Он только успел сварить кофе, как Вика вышла их ванной – свежая, красивая, с чуть влажноватой кожей и пахнущая мылом. Она чмокнула его в щеку, чтобы загладить неловкость оставшуюся от предыдущих фраз и, уселась напротив, за обеденным столом, перед своей любимой чашкой из черной глины, которую Сергеев несколько секунд назад наполнил горячей, ароматной жидкостью.
– Прости за резкость, – она отхлебнула кофе и зажмурилась от удовольствия. – Я знаю, почему я на тебя запала! Сергеев, ты единственный мужик в моей жизни, который варит кофе, а не полову! Кто тебя научил?
– Да, так было дело, – сказал Сергеев, неохотно.
Честно говоря, несмотря на то, что Плотникова никогда не интересовалась женщинами из прошлой жизни Михаила, говорить ей о той, которая учила его варить кофе, вовсе и не следовало.
В другое время Вика, услышав такой ответ, сощурилась бы, без особой доброжелательности и сказала бы что-нибудь ехидно-обидное, но в настоящий момент мысли ее были заняты другим и, клевать Сергеева за скрытность, в ее планы не входило.
Она закурила, наполнив воздух экзотическим ароматом гвоздики, отхлебнула из чашки и уставилась на Михаила своими кошачьими глазами. Ему показалось, что мысли Викм где-то далеко, и, скорее всего, так и было. Когда Плотникова включала то, что сама метко окрестила «search machine», все остальное переставало существовать в реальности. Сейчас она рисовала «картинку» – Сергеев подозревал, что вовсе не для чтобы порадовать его новыми подробностями деятельности украинского политикума, сейчас проводился этот экскурс в прошлое.

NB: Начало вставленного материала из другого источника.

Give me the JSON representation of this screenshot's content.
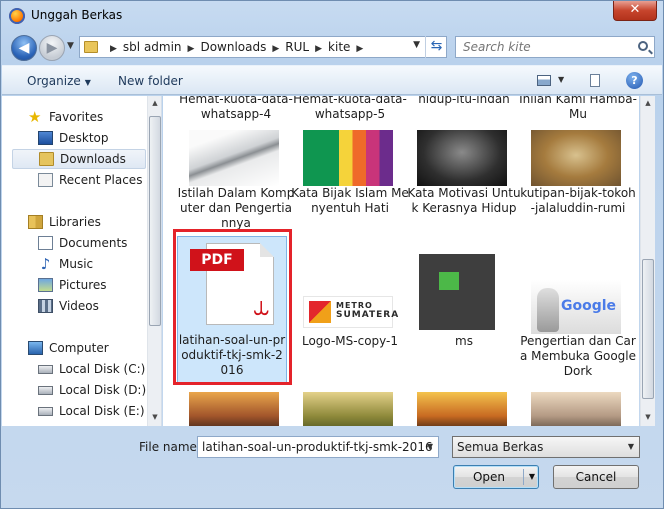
{
  "window": {
    "title": "Unggah Berkas",
    "close_label": "✕"
  },
  "address": {
    "crumbs": [
      "sbl admin",
      "Downloads",
      "RUL",
      "kite"
    ],
    "search_placeholder": "Search kite"
  },
  "toolbar": {
    "organize": "Organize",
    "new_folder": "New folder",
    "help": "?"
  },
  "nav": {
    "favorites": {
      "label": "Favorites",
      "items": [
        "Desktop",
        "Downloads",
        "Recent Places"
      ]
    },
    "libraries": {
      "label": "Libraries",
      "items": [
        "Documents",
        "Music",
        "Pictures",
        "Videos"
      ]
    },
    "computer": {
      "label": "Computer",
      "items": [
        "Local Disk (C:)",
        "Local Disk (D:)",
        "Local Disk (E:)"
      ]
    },
    "selected": "Downloads"
  },
  "files": {
    "row0": [
      "Hemat-kuota-data-whatsapp-4",
      "Hemat-kuota-data-whatsapp-5",
      "hidup-itu-indah",
      "Inilah Kami Hamba-Mu"
    ],
    "row1": [
      "Istilah Dalam Komputer dan Pengertiannya",
      "Kata Bijak Islam Menyentuh Hati",
      "Kata Motivasi Untuk Kerasnya Hidup",
      "kutipan-bijak-tokoh-jalaluddin-rumi"
    ],
    "row2": [
      "latihan-soal-un-produktif-tkj-smk-2016",
      "Logo-MS-copy-1",
      "ms",
      "Pengertian dan Cara Membuka Google Dork"
    ],
    "pdf_label": "PDF",
    "metro_line1": "METRO",
    "metro_line2": "SUMATERA",
    "google_word": "Google"
  },
  "bottom": {
    "file_name_label": "File name:",
    "file_name_value": "latihan-soal-un-produktif-tkj-smk-2016",
    "filter_value": "Semua Berkas",
    "open_label": "Open",
    "cancel_label": "Cancel"
  }
}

Просто Виктории так было проще обобщать – из разрозненных кусков информации ее мозг начал собирать вполне пристойный «паззл», а беседа служила лишь стимулятором, допингом, заточным камнем, на котором Плотникова доводила до бритвенной кондиции клинок своей логики, которым владела в совершенстве.
– Сколько у нас времени? – спросила она.
– На три чашки кофе.
– Отлично, – она пригладила бровь мизинцем и сказала, сморщив лоб. – Тебе интересно? Продолжать?
Сергеев кивнул.
– Смотри. У партии твоего школьного дружка разнообразнейшие интересы. Заводы и фабрики, гостиницы и дома отдыха, газовые и нефтяные скважины на Севере, доли в крупнейших портах, несколько своих кораблей, ходящих под оффшорными флагами. В общем, не счесть алмазов пламенных что спят в пещерах каменных… Помимо этого – существуют еще десятки малых и больших дел и делишек, каждое из которых составляет основу благосостояния партии. Легальных и полулегальных. О нелегальных я пока молчу! Так вот… То, с чем сталкивалась лично я сама! Ты же знаешь, что их группа контролирует часть энергорынка?
Михаил кивнул.
– Эксперты оценивают эту часть, как одну четвертую, но я думаю, что она больше. Пять генераций купленных в течение пары лет через оффшоры за смешные деньги. Сейчас готовят пакет на приватизацию Облэнерго, и они, через восточноевропейские компании с оффшорными владельцами, прикупят еще. На сегодня – они единственный противовес Кононенко. Не враги, обрати внимание – противовес. У них масса общих интересов и даже общий партнер – Дима Гришин. Но они участвуют в сборе средств – тут Иван Палыч с ними ничего поделать не смог. А смог бы – не сомневайся – сделал бы непременно! Это его вотчина, а они туда своим национал-демократическим рылом! А сейчас, когда на Кононенко объявлен сезон охоты, их акции должны взлететь до небес. Они попытаются съесть и его схемы, а он держал лучшее – Днепр, Запорожье. Туда никто и сунуться без Ваниного соизволения не мог – только приближенные к телу лица. А ставки там разыгрывались – мама, не горюй! Ты в курсе, что живые деньги в этой системе ходят мало?